I do not propose to discuss at length the different views in regard to the morphological nature of the sporangiophore of Sphenophyllum. The comparison, which we owe in the first instance to Scott, with the synangium of the Psilotales with its short stalk, though not accepted by Lignier as a comparison based on true homology, is one which appeals to many botanists and is probably the best so far suggested. The further question, whether these sporangiophores are to be called foliar or axial structures is one which has been answered by several authors, but it is improbable that we shall soon arrive at a decision likely to be accepted as final. Discussions of this kind tend to assume an exaggerated importance and frequently carry with them the implication that every appendage of the nature of a sporangiophore can be labelled either shoot or leaf. We treat the question from an academic standpoint and run a risk of ignoring the fact that the conception of stem and leaf is based on morphological characteristics, which have been evolved as the result of gradual differentiation of parts of one originally homogeneous whole. There is much that is attractive in the view recently propounded by Mr Tansley that a leaf is not an appendicular organ differing ab initio from the axis on which it is borne, but that it is in phylogenetic origin a “branch-system of a primitive undifferentiated sporangium-bearing thallus[34].” Admitting the probability that this view is correct, our faith in the importance of discussions on the morphological nature of sporangiophores is shaken, and we realise the possibility that our zeal for formality and classification may lead to results inconsistent with an evolutionary standpoint[35].
CHAPTER XIII.
PSILOTALES.
The two recent genera Psilotum and Tmesipteris are usually spoken of as members of the family Psilotaceae which is included as one of the subdivisions of the Lycopodiales.
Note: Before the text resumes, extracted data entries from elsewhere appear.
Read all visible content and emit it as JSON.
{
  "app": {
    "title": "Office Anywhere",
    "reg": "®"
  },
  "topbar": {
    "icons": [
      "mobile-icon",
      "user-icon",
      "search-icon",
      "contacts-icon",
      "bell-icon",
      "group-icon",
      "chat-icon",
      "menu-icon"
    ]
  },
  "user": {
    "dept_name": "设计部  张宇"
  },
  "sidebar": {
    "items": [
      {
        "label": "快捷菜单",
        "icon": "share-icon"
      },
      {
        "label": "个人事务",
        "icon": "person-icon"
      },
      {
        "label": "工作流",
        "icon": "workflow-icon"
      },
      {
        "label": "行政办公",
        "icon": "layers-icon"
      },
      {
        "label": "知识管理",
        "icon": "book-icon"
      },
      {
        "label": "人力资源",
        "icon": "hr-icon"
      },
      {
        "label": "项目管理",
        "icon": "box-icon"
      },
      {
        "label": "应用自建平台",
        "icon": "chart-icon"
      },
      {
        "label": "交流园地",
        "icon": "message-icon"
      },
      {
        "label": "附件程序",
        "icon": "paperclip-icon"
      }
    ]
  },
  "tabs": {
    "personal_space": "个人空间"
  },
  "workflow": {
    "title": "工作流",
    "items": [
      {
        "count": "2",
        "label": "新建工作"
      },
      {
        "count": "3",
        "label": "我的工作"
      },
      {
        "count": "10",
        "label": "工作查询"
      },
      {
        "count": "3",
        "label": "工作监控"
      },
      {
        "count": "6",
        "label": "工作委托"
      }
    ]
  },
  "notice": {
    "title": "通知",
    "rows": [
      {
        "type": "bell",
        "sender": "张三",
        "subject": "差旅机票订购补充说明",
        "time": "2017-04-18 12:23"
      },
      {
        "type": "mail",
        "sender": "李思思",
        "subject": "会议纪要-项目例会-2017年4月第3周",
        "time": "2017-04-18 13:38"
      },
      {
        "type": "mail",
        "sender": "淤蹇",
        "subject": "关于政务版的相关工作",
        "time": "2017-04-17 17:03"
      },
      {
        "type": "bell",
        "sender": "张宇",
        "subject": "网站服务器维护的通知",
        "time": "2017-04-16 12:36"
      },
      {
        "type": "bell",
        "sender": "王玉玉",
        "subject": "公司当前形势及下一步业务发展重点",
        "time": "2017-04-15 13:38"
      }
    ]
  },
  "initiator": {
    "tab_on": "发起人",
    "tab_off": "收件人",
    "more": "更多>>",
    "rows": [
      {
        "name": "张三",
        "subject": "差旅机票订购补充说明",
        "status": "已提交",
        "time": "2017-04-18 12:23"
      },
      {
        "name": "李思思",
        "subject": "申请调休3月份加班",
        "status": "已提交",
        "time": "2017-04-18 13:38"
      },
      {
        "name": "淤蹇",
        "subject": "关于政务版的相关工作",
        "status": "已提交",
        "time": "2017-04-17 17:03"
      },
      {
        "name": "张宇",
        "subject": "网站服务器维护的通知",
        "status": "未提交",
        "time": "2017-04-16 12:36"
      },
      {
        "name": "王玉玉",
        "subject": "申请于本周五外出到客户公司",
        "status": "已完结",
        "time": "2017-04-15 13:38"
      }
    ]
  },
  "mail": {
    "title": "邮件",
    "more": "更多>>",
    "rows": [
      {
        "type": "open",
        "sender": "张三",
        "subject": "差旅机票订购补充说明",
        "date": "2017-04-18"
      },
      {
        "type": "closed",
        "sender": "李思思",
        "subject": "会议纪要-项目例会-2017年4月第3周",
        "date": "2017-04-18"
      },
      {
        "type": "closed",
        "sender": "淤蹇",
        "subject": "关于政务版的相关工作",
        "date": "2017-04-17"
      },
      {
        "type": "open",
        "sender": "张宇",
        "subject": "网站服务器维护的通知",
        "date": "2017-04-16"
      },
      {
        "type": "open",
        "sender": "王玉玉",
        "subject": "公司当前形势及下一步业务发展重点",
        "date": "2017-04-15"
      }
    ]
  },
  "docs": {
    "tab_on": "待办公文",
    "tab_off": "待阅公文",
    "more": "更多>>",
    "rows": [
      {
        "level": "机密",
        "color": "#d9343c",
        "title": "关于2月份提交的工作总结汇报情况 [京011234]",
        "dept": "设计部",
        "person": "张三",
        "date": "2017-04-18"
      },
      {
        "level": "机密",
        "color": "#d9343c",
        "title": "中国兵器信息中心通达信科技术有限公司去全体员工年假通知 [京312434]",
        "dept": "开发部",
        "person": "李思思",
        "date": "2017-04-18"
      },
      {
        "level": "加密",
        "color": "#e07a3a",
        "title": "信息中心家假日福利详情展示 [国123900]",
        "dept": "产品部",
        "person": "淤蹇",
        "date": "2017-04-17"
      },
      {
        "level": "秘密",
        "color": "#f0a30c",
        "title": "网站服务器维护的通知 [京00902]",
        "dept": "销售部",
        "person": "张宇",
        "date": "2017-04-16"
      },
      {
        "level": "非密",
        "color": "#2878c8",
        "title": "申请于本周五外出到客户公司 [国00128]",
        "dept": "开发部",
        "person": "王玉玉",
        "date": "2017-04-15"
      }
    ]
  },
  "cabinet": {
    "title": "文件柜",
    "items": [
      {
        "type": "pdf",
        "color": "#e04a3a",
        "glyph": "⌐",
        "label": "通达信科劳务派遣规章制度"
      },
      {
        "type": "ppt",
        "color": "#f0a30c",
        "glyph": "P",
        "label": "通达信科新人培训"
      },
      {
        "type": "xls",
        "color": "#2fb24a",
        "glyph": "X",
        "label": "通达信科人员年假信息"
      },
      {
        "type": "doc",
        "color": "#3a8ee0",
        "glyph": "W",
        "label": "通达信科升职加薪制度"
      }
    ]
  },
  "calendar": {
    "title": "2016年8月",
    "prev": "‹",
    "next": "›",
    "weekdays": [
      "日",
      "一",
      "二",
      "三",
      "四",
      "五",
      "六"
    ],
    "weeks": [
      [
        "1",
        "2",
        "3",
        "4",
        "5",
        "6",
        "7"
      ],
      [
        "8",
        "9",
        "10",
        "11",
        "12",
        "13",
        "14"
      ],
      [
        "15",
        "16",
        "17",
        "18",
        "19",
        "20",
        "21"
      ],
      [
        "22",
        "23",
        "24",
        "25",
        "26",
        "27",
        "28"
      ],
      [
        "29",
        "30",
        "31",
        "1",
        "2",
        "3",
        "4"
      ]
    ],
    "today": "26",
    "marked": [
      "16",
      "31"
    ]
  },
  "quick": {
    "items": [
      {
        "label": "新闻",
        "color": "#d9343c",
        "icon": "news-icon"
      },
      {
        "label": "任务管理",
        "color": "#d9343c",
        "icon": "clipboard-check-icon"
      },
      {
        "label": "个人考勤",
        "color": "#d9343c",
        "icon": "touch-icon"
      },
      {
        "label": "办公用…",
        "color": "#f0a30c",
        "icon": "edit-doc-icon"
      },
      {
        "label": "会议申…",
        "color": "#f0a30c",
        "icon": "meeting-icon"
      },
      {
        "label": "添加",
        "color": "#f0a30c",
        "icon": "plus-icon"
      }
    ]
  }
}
It is probable, as Scott[36] first suggested, that these two plants are more nearly allied than are any other existing types to the Palaeozoic genus Sphenophyllum.
We may give expression to the undoubted resemblances between Tmesipteris and Psilotum and the Sphenophyllales by including the recent genera as members of that group, originally founded on the extinct genus Sphenophyllum; this is the course adopted by Thomas[37] and by Bower[38]: or we may emphasise the fact that these two recent genera differ in certain important respects from Lycopodium and Selaginella by removing them to a separate group, the Psilotales. The latter course is preferred on the ground that the inclusion of Psilotum and Tmesipteris in a group founded on an extinct and necessarily imperfectly known type, is based on insufficient evidence and carries with it an assumption of closer relationship than has been satisfactorily established.